Mary Robinson learns about an early-warning weather system being established in Namatumba District to enable communities to adapt to increasingly unpredictable and extreme weather being experienced in the region.
Last year, The Elders backed the call for 50 per cent of overall climate finance to be committed to adaptation. In the final days of COP26 the deal labelled the ‘Glasgow Climate Pact’, though imperfect, did set an unprecedented goal for developed countries to double the funding provided to developing countries for adaptation by 2025. Now, nearly at the end of 2022, we must prevent this pledge from becoming another broken promise to the world’s most vulnerable communities: we need to see a roadmap put in place for delivery. I have seen in Uganda how effective adaptation projects can be for communities struggling to adjust to the new realities of living with the climate crisis. Adaptation finance must no longer be seen as an optional extra after mitigation finance. Both are essential, both need to materialise now.

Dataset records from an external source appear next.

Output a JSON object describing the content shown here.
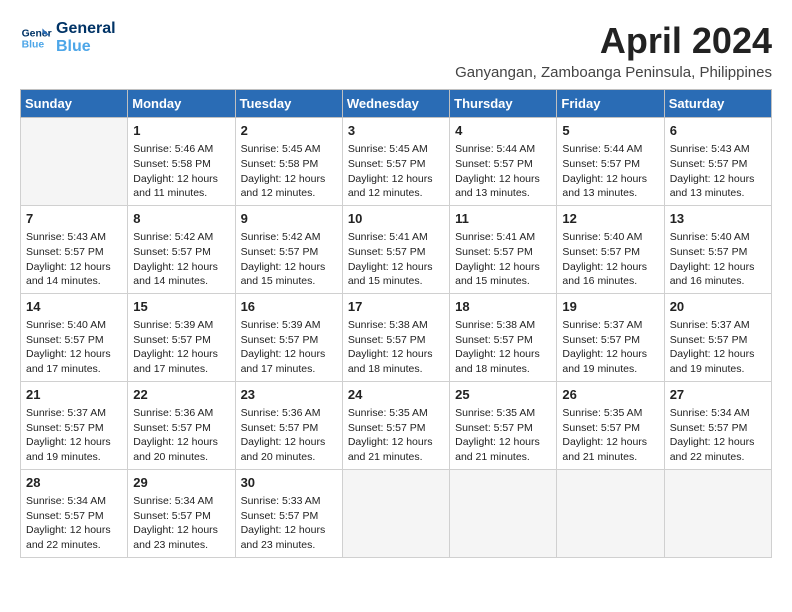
{
  "logo": {
    "line1": "General",
    "line2": "Blue"
  },
  "title": "April 2024",
  "location": "Ganyangan, Zamboanga Peninsula, Philippines",
  "days_of_week": [
    "Sunday",
    "Monday",
    "Tuesday",
    "Wednesday",
    "Thursday",
    "Friday",
    "Saturday"
  ],
  "weeks": [
    [
      {
        "day": "",
        "info": ""
      },
      {
        "day": "1",
        "info": "Sunrise: 5:46 AM\nSunset: 5:58 PM\nDaylight: 12 hours\nand 11 minutes."
      },
      {
        "day": "2",
        "info": "Sunrise: 5:45 AM\nSunset: 5:58 PM\nDaylight: 12 hours\nand 12 minutes."
      },
      {
        "day": "3",
        "info": "Sunrise: 5:45 AM\nSunset: 5:57 PM\nDaylight: 12 hours\nand 12 minutes."
      },
      {
        "day": "4",
        "info": "Sunrise: 5:44 AM\nSunset: 5:57 PM\nDaylight: 12 hours\nand 13 minutes."
      },
      {
        "day": "5",
        "info": "Sunrise: 5:44 AM\nSunset: 5:57 PM\nDaylight: 12 hours\nand 13 minutes."
      },
      {
        "day": "6",
        "info": "Sunrise: 5:43 AM\nSunset: 5:57 PM\nDaylight: 12 hours\nand 13 minutes."
      }
    ],
    [
      {
        "day": "7",
        "info": "Sunrise: 5:43 AM\nSunset: 5:57 PM\nDaylight: 12 hours\nand 14 minutes."
      },
      {
        "day": "8",
        "info": "Sunrise: 5:42 AM\nSunset: 5:57 PM\nDaylight: 12 hours\nand 14 minutes."
      },
      {
        "day": "9",
        "info": "Sunrise: 5:42 AM\nSunset: 5:57 PM\nDaylight: 12 hours\nand 15 minutes."
      },
      {
        "day": "10",
        "info": "Sunrise: 5:41 AM\nSunset: 5:57 PM\nDaylight: 12 hours\nand 15 minutes."
      },
      {
        "day": "11",
        "info": "Sunrise: 5:41 AM\nSunset: 5:57 PM\nDaylight: 12 hours\nand 15 minutes."
      },
      {
        "day": "12",
        "info": "Sunrise: 5:40 AM\nSunset: 5:57 PM\nDaylight: 12 hours\nand 16 minutes."
      },
      {
        "day": "13",
        "info": "Sunrise: 5:40 AM\nSunset: 5:57 PM\nDaylight: 12 hours\nand 16 minutes."
      }
    ],
    [
      {
        "day": "14",
        "info": "Sunrise: 5:40 AM\nSunset: 5:57 PM\nDaylight: 12 hours\nand 17 minutes."
      },
      {
        "day": "15",
        "info": "Sunrise: 5:39 AM\nSunset: 5:57 PM\nDaylight: 12 hours\nand 17 minutes."
      },
      {
        "day": "16",
        "info": "Sunrise: 5:39 AM\nSunset: 5:57 PM\nDaylight: 12 hours\nand 17 minutes."
      },
      {
        "day": "17",
        "info": "Sunrise: 5:38 AM\nSunset: 5:57 PM\nDaylight: 12 hours\nand 18 minutes."
      },
      {
        "day": "18",
        "info": "Sunrise: 5:38 AM\nSunset: 5:57 PM\nDaylight: 12 hours\nand 18 minutes."
      },
      {
        "day": "19",
        "info": "Sunrise: 5:37 AM\nSunset: 5:57 PM\nDaylight: 12 hours\nand 19 minutes."
      },
      {
        "day": "20",
        "info": "Sunrise: 5:37 AM\nSunset: 5:57 PM\nDaylight: 12 hours\nand 19 minutes."
      }
    ],
    [
      {
        "day": "21",
        "info": "Sunrise: 5:37 AM\nSunset: 5:57 PM\nDaylight: 12 hours\nand 19 minutes."
      },
      {
        "day": "22",
        "info": "Sunrise: 5:36 AM\nSunset: 5:57 PM\nDaylight: 12 hours\nand 20 minutes."
      },
      {
        "day": "23",
        "info": "Sunrise: 5:36 AM\nSunset: 5:57 PM\nDaylight: 12 hours\nand 20 minutes."
      },
      {
        "day": "24",
        "info": "Sunrise: 5:35 AM\nSunset: 5:57 PM\nDaylight: 12 hours\nand 21 minutes."
      },
      {
        "day": "25",
        "info": "Sunrise: 5:35 AM\nSunset: 5:57 PM\nDaylight: 12 hours\nand 21 minutes."
      },
      {
        "day": "26",
        "info": "Sunrise: 5:35 AM\nSunset: 5:57 PM\nDaylight: 12 hours\nand 21 minutes."
      },
      {
        "day": "27",
        "info": "Sunrise: 5:34 AM\nSunset: 5:57 PM\nDaylight: 12 hours\nand 22 minutes."
      }
    ],
    [
      {
        "day": "28",
        "info": "Sunrise: 5:34 AM\nSunset: 5:57 PM\nDaylight: 12 hours\nand 22 minutes."
      },
      {
        "day": "29",
        "info": "Sunrise: 5:34 AM\nSunset: 5:57 PM\nDaylight: 12 hours\nand 23 minutes."
      },
      {
        "day": "30",
        "info": "Sunrise: 5:33 AM\nSunset: 5:57 PM\nDaylight: 12 hours\nand 23 minutes."
      },
      {
        "day": "",
        "info": ""
      },
      {
        "day": "",
        "info": ""
      },
      {
        "day": "",
        "info": ""
      },
      {
        "day": "",
        "info": ""
      }
    ]
  ]
}
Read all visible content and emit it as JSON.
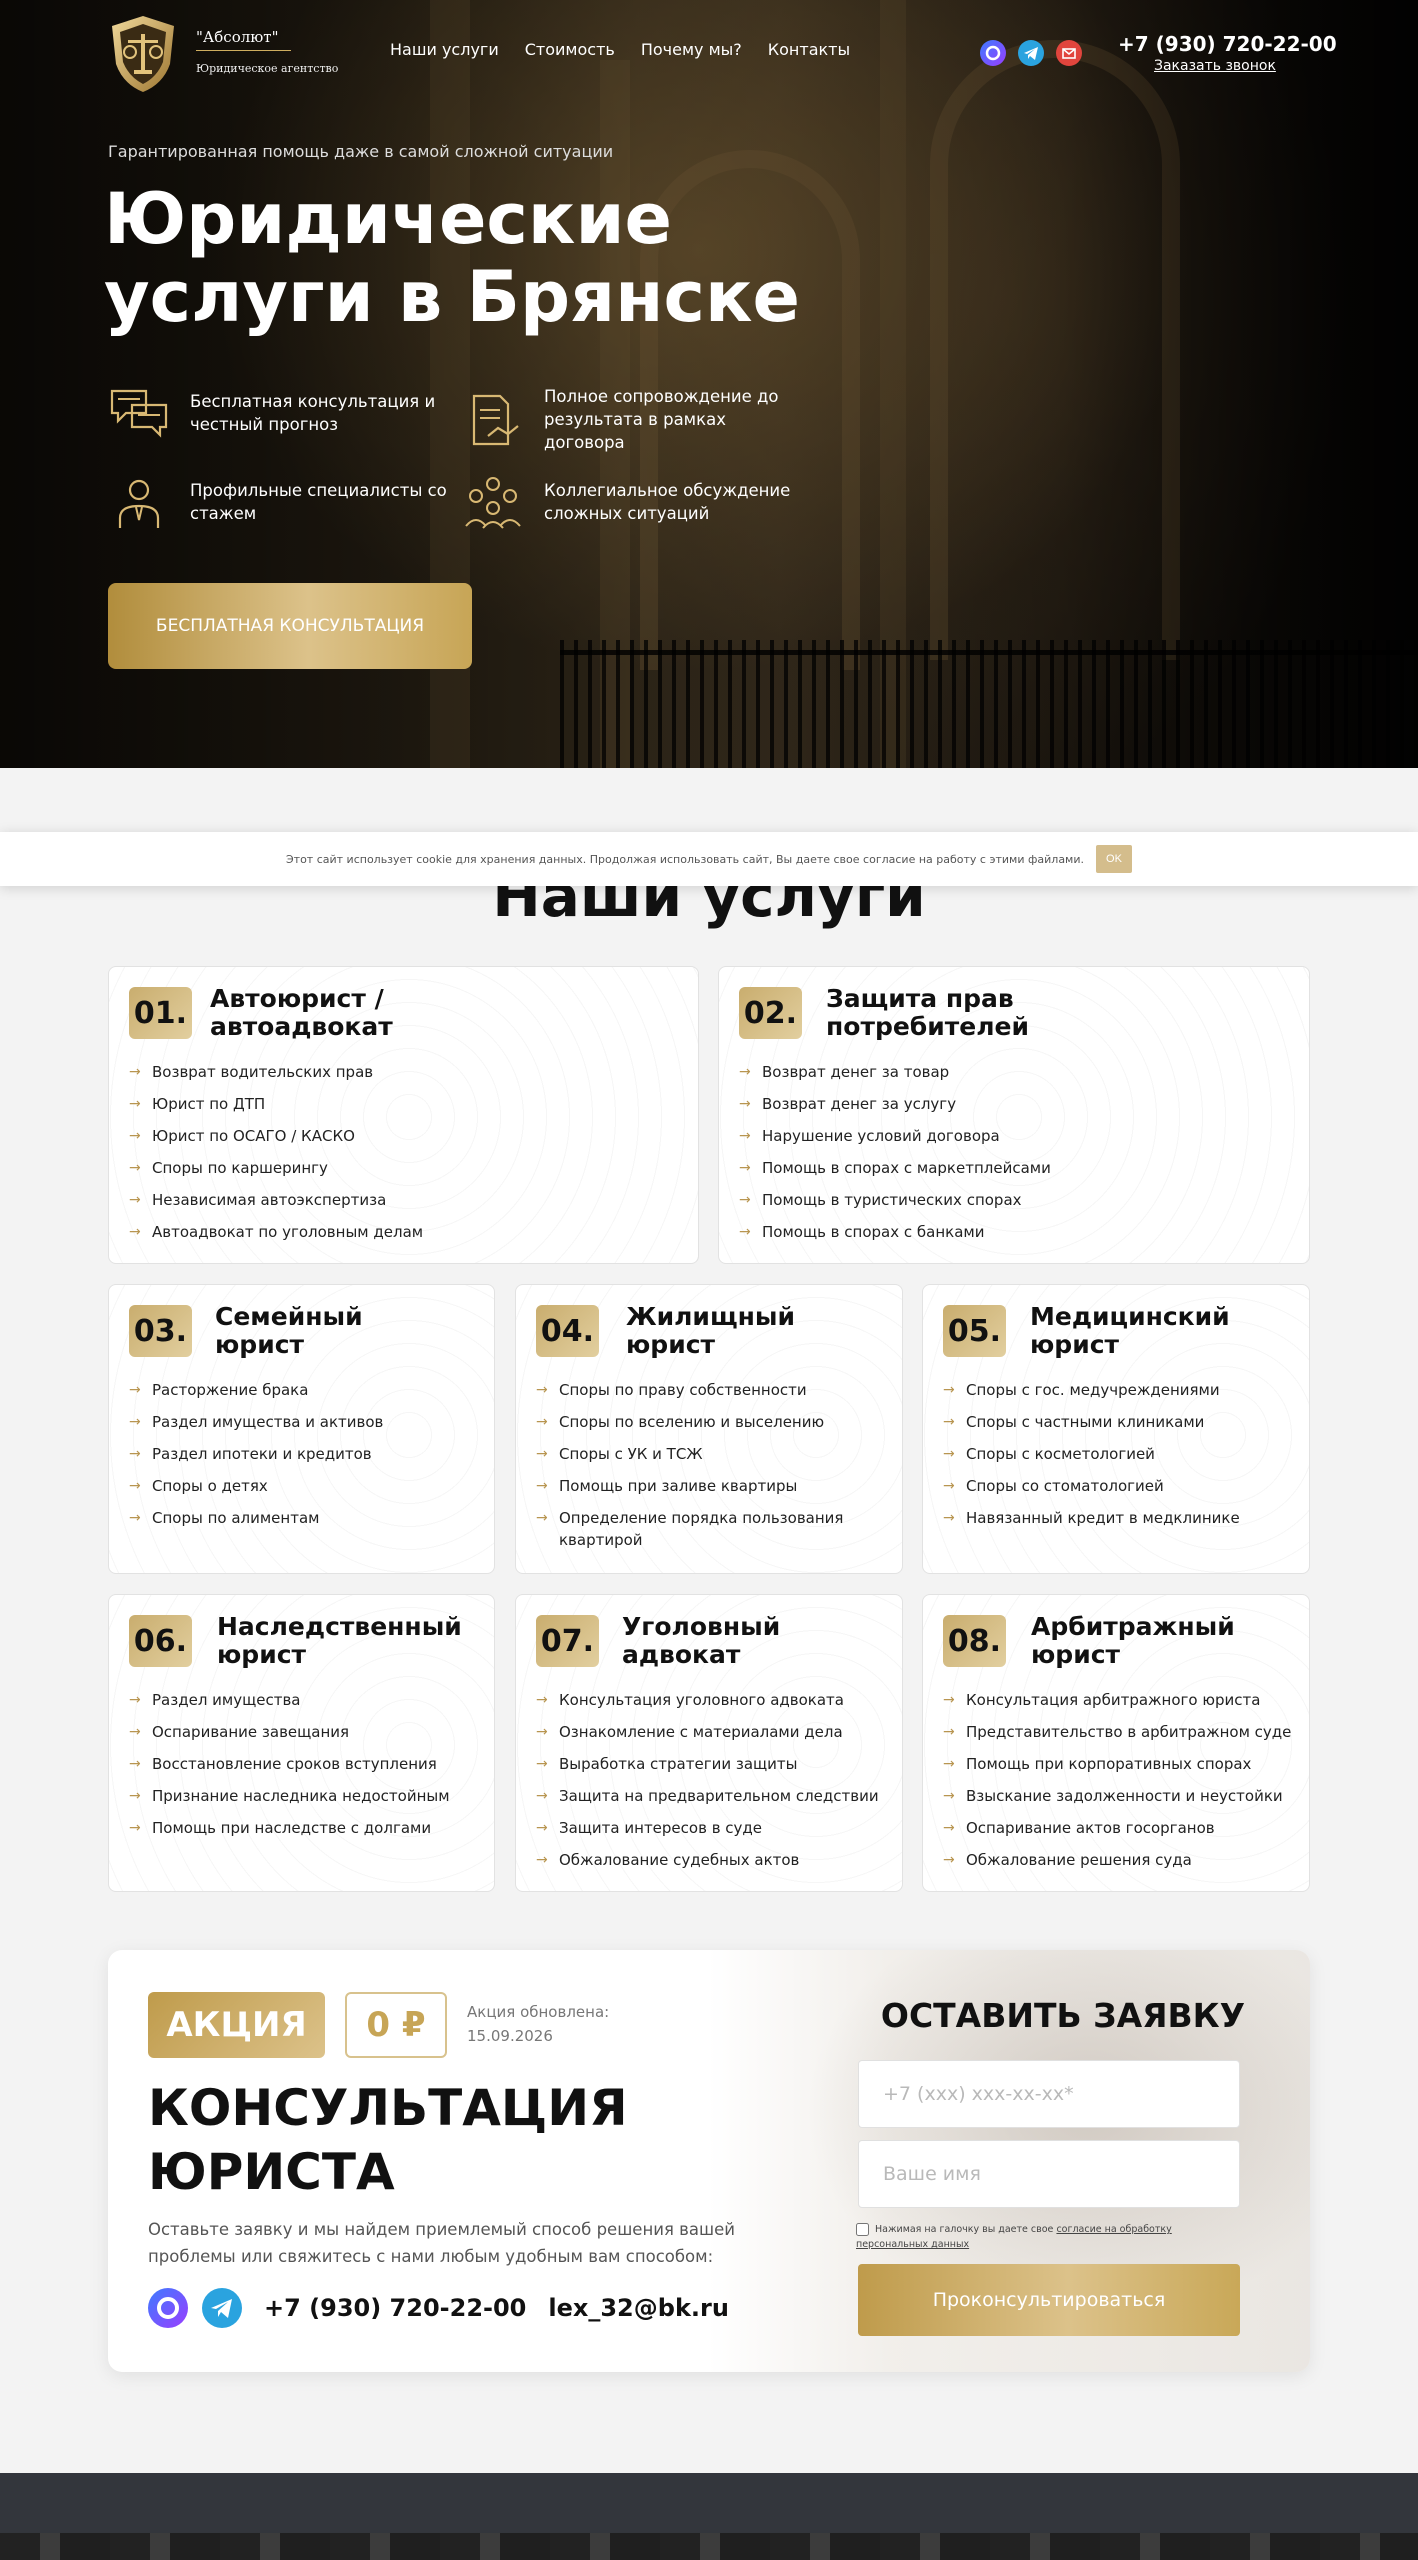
{
  "header": {
    "logo_line1": "\"Абсолют\"",
    "logo_line2": "Юридическое агентство",
    "nav": [
      "Наши услуги",
      "Стоимость",
      "Почему мы?",
      "Контакты"
    ],
    "phone": "+7 (930) 720-22-00",
    "callback": "Заказать звонок",
    "social_icons": [
      "max-icon",
      "telegram-icon",
      "email-icon"
    ]
  },
  "hero": {
    "tagline": "Гарантированная помощь даже в самой сложной ситуации",
    "title": "Юридические услуги в Брянске",
    "features": [
      {
        "icon": "chat-icon",
        "text": "Бесплатная консультация и честный прогноз"
      },
      {
        "icon": "contract-icon",
        "text": "Полное сопровождение до результата в рамках договора"
      },
      {
        "icon": "lawyer-icon",
        "text": "Профильные специалисты со стажем"
      },
      {
        "icon": "team-icon",
        "text": "Коллегиальное обсуждение сложных ситуаций"
      }
    ],
    "cta": "БЕСПЛАТНАЯ КОНСУЛЬТАЦИЯ"
  },
  "cookie": {
    "text": "Этот сайт использует cookie для хранения данных. Продолжая использовать сайт, Вы даете свое согласие на работу с этими файлами.",
    "ok": "OK"
  },
  "services": {
    "title": "Наши услуги",
    "cards": [
      {
        "num": "01.",
        "title": "Автоюрист / автоадвокат",
        "items": [
          "Возврат водительских прав",
          "Юрист по ДТП",
          "Юрист по ОСАГО / КАСКО",
          "Споры по каршерингу",
          "Независимая автоэкспертиза",
          "Автоадвокат по уголовным делам"
        ]
      },
      {
        "num": "02.",
        "title": "Защита прав потребителей",
        "items": [
          "Возврат денег за товар",
          "Возврат денег за услугу",
          "Нарушение условий договора",
          "Помощь в спорах с маркетплейсами",
          "Помощь в туристических спорах",
          "Помощь в спорах с банками"
        ]
      },
      {
        "num": "03.",
        "title": "Семейный юрист",
        "items": [
          "Расторжение брака",
          "Раздел имущества и активов",
          "Раздел ипотеки и кредитов",
          "Споры о детях",
          "Споры по алиментам"
        ]
      },
      {
        "num": "04.",
        "title": "Жилищный юрист",
        "items": [
          "Споры по праву собственности",
          "Споры по вселению и выселению",
          "Споры с УК и ТСЖ",
          "Помощь при заливе квартиры",
          "Определение порядка пользования квартирой"
        ]
      },
      {
        "num": "05.",
        "title": "Медицинский юрист",
        "items": [
          "Споры с гос. медучреждениями",
          "Споры с частными клиниками",
          "Споры с косметологией",
          "Споры со стоматологией",
          "Навязанный кредит в медклинике"
        ]
      },
      {
        "num": "06.",
        "title": "Наследственный юрист",
        "items": [
          "Раздел имущества",
          "Оспаривание завещания",
          "Восстановление сроков вступления",
          "Признание наследника недостойным",
          "Помощь при наследстве с долгами"
        ]
      },
      {
        "num": "07.",
        "title": "Уголовный адвокат",
        "items": [
          "Консультация уголовного адвоката",
          "Ознакомление с материалами дела",
          "Выработка стратегии защиты",
          "Защита на предварительном следствии",
          "Защита интересов в суде",
          "Обжалование судебных актов"
        ]
      },
      {
        "num": "08.",
        "title": "Арбитражный юрист",
        "items": [
          "Консультация арбитражного юриста",
          "Представительство в арбитражном суде",
          "Помощь при корпоративных спорах",
          "Взыскание задолженности и неустойки",
          "Оспаривание актов госорганов",
          "Обжалование решения суда"
        ]
      }
    ]
  },
  "promo": {
    "badge": "АКЦИЯ",
    "price": "0 ₽",
    "updated_label": "Акция обновлена:",
    "updated_date": "15.09.2026",
    "title_line1": "КОНСУЛЬТАЦИЯ",
    "title_line2": "ЮРИСТА",
    "description": "Оставьте заявку и мы найдем приемлемый способ решения вашей проблемы или свяжитесь с нами любым удобным вам способом:",
    "phone": "+7 (930) 720-22-00",
    "email": "lex_32@bk.ru"
  },
  "form": {
    "title": "ОСТАВИТЬ ЗАЯВКУ",
    "phone_placeholder": "+7 (xxx) xxx-xx-xx*",
    "name_placeholder": "Ваше имя",
    "agree_text": "Нажимая на галочку вы даете свое",
    "agree_link": "согласие на обработку персональных данных",
    "submit": "Проконсультироваться"
  },
  "colors": {
    "gold": "#c9a858",
    "dark": "#111111"
  }
}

"I have seen in Uganda how effective adaptation projects can be for communities struggling to adjust to the new realities of living with the climate crisis." - Mary Robinson
As my friend the young activist Vanessa Nakate so eloquently states, there are impacts of the climate crisis to which we cannot adapt. People cannot adapt to their island home being swallowed by rising sea levels, people cannot adapt to unliveable temperatures, people cannot adapt to their lives and livelihoods being decimated by typhoons or hurricanes. For too long small countries have had to fight to have an agenda item on loss and damage at the climate COPs. Loss and damage must not only be an agenda item at COP27 in Egypt, we also need to see action on a dedicated funding mechanism set up. This COP is being coined the African COP. If this moniker holds any truth, then the concerns of ordinary African people must be heard: loss and damage is without any doubt one of those concerns.
Mary Robinson and Vanessa Nakate listen to Alphonse describing the impact the climate crisis is already having on his family and on those in his community in the east of Uganda.
As I sat under a tree looking out over the wetlands in Namatumba District in Uganda, an older farmer gently told me of his struggles in coping with the changes wrought on his land by climate change. He explained that if nothing was done by world leaders, “you may as well prepare our graves now.” For farmers like Alphonse, climate change is not an abstract thing. It is real, it is lived every single day, and he feels the urgency weighing on him. When we focus on the human dimension of climate change, we see the effects of the problem differently and we then approach the solutions differently too. Therefore, my plea ahead of COP27 to world leaders is that they start to listen – to really listen – to the experiences of those on the frontlines of the climate crisis. Listen to the experiences of people like Alphonse, Constance and Vanessa. Allow them to bear witness to their experiences - because if we are truly listening it will change policy outcomes and it will drive action.
The climate crisis is outside of all our experience, it is exigent, it is already devastating lives. We don’t have time for more empty words or hollow pledges - we need climate action now.